As if there's a choice.
Cleveland Indians general manger Mark Shapiro completed what ultimately is a "trust me" trade for C.C. Sabathia on Monday and now fans are being counseled again about exercising just a little more patience with a team and a franchise that hasn't won a World Series in 60 years.
That may not be as satisfying as the near-term splash that a press conference announcing the signing of Sabathia might have generated but it will have to suffice nonetheless. It's the kind of move that reminds fans again that despite the billboards, it's not their team.
The beauty of this trade, at least from Shapiro's standpoint, is that the time will never arrive for properly evaluating it. The prospects received are in the low minors. Fans are more likely to forget that Sabathia was ever an Indian in the first place well before they have any idea whether this trade was any good. And even if the prospects arrive sooner rather than later, it undoubtedly will be just in time for someone like Grady Sizemore or Victor Martinez to plan his exit. By keeping the team in a constant state of transition, Shapiro has made it nearly impossible to assess.
Speaking at the press conference Monday about the move, Shapiro said nothing unexpected. In fact any fan paying attention the last few years could have written the script. At best, the only possible news was Shapiro's admission that the Indians were never on the same page with Sabathia's demands in the first place. But that ceased to qualify as news once the New York Mets signed Johan Santana.
There was the usual talk of the prospects received and the expected rationalization of taking a deal now instead of waiting to see who might emerge with a better offer closer to the July 31 trade deadline and it all made perfect sense. But Shapiro has given this same speech so often, you can now set a watch to it.
The bigger picture in all of this is that it matters little who the Indians received in exchange for Sabathia anyway. The real takeaway is that this is the kind of trade a franchise like Cleveland is always going to make. The Indians, under present ownership and management, are not going to devote a large portion of its self-imposed budget on any one asset, particularly a pitcher and particularly a pitcher of Sabathia's stature at this point in his career.
There was never any chance that the Indians would pay Sabathia upwards of $20 million over the next seven years, which is the kind of money and the length of time it was going to take to keep him in a Cleveland uniform.

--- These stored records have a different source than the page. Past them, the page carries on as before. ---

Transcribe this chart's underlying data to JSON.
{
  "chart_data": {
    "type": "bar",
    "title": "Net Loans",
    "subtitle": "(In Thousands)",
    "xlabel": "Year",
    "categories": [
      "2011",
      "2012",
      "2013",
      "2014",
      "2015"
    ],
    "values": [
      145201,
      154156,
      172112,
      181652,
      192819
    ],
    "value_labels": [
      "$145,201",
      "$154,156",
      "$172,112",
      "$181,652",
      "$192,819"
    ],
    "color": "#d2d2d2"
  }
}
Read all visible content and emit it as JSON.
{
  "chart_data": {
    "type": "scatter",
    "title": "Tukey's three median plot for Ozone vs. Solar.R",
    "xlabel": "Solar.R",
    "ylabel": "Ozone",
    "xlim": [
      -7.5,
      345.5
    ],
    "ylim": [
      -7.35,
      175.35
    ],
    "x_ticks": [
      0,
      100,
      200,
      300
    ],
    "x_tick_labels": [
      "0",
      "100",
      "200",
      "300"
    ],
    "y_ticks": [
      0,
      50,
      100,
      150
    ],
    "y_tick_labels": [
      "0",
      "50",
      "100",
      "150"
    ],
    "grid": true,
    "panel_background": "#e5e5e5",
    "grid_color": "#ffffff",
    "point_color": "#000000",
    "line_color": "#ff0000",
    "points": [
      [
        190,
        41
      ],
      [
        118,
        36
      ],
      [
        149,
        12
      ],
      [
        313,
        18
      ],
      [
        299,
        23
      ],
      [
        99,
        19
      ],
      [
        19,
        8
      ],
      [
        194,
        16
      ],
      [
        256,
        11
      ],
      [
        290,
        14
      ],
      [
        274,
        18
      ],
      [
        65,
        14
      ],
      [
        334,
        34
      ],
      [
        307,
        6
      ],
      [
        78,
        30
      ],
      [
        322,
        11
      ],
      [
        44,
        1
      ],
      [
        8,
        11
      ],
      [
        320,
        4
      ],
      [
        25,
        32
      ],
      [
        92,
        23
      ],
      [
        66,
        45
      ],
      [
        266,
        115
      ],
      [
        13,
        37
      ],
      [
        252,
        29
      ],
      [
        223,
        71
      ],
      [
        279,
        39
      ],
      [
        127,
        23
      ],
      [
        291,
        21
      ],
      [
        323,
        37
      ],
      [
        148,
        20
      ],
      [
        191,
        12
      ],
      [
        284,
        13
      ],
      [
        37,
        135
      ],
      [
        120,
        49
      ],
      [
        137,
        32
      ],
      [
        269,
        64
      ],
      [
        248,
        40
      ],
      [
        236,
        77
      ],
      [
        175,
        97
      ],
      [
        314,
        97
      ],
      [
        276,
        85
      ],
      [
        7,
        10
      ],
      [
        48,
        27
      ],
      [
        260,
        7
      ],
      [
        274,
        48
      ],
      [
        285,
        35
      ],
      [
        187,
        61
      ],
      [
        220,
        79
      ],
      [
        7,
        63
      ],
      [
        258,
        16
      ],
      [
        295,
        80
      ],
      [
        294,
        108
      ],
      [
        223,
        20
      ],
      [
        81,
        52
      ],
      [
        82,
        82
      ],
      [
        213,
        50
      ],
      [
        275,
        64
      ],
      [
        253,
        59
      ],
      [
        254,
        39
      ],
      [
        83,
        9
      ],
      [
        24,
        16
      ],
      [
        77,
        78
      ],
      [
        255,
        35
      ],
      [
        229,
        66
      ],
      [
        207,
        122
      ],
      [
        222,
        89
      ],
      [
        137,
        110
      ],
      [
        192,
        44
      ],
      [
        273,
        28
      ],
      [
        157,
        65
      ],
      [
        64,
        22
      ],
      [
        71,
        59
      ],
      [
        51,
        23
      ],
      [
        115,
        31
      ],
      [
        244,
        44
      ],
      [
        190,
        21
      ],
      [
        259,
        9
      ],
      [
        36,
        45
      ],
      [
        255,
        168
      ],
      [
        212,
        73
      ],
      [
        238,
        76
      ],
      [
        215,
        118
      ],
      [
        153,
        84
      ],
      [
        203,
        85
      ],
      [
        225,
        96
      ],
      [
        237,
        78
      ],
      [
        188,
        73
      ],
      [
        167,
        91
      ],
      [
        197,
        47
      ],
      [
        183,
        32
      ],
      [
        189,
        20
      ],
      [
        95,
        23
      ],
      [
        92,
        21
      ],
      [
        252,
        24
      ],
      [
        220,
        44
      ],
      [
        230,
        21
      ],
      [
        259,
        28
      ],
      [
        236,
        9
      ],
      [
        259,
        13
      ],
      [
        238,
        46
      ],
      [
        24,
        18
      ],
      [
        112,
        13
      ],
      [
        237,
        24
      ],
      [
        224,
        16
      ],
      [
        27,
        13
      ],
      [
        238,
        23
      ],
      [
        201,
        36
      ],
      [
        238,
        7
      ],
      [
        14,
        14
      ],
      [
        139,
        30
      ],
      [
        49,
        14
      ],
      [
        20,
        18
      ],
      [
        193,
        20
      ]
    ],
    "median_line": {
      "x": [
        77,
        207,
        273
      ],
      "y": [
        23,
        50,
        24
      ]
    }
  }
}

The risk in the out years of injury on such a contract are far too great for a team like the Indians to sustain. Like it or not, the present regime is not going to allow itself the kind of payroll flexibility to withstand an extra $20 or $30 million of unproductive money should Sabathia have proved to be ineffective or injured in years five, six or seven. Capitalism being what it is, someone else will. It's the system that Major League Baseball prefers.
If you focus just on the American League Central, which is as good a barometer of the rest of Major League Baseball as anything else, it is clearly a division of haves and have nots from a payroll perspective. More than anything else, it illustrates why the Indians can't invest in a player like Sabathia for the long term while Chicago and Detroit can and will.
Both Chicago and Detroit are working with payrolls that are in excess of $120 million. At that level, a $20 million a year salary for one player still allows either team to spend more than 80 percent of the rest of its payroll on the other 24 players. And that's 80% of a rather large pie to begin with. For the Indians, or Kansas City or Minnesota for that matter, a team that works with budgets well below $100 million, that kind of salary eats up 25% or more of the team's payroll. That gives the team far less to work with, both as a percentage of payroll and in real dollars, when filling out a roster worthy of investing that much money in a superstar in the first place. Indeed, it's the reason that the Texas Rangers ultimately decided that their signing of Alex Rodriguez was among the great blunders ever in baseball.
For reasons that still defy any logic, baseball continues to dodge a salary cap as if it were another shattered maple bat. Maybe it doesn't recognize that all of its markets are not equal or maybe it just doesn't care, but clearly it prefers a tilted playing field. By essentially ignoring the economic disparities between its markets, baseball creates situations like that with Sabathia in which a team like Cleveland essentially feels forced to give away a player it nurtured and brought to the doorstep of greatness in order to remain a viable franchise years later.
That doesn't mean that current management gets a free ride to throw up its arms in frustration, although that seems to work season after season in places like Kansas City and, until today, Milwaukee. Shapiro still has an obligation to see the obstacles as opportunities and improve the team in ways that may be as trivial as they are unnecessary for their rich uncles in other cities.
But Cleveland fans will never be able to use this trade to figure out whether Shapiro has met that charge. Instead, they'll have to be content to judge the dozens of other relatively minor moves that have made this team one year only to break it the next.
There is no doubt that most Indians fans secretly hoped that the team would find a way to re-sign Sabathia, even as they accepted the reality long ago that it would not. It's not just part of the grieving process but also a defense mechanism for avoiding the nasty reality that baseball has once again stacked the deck against a mid-market team like Cleveland.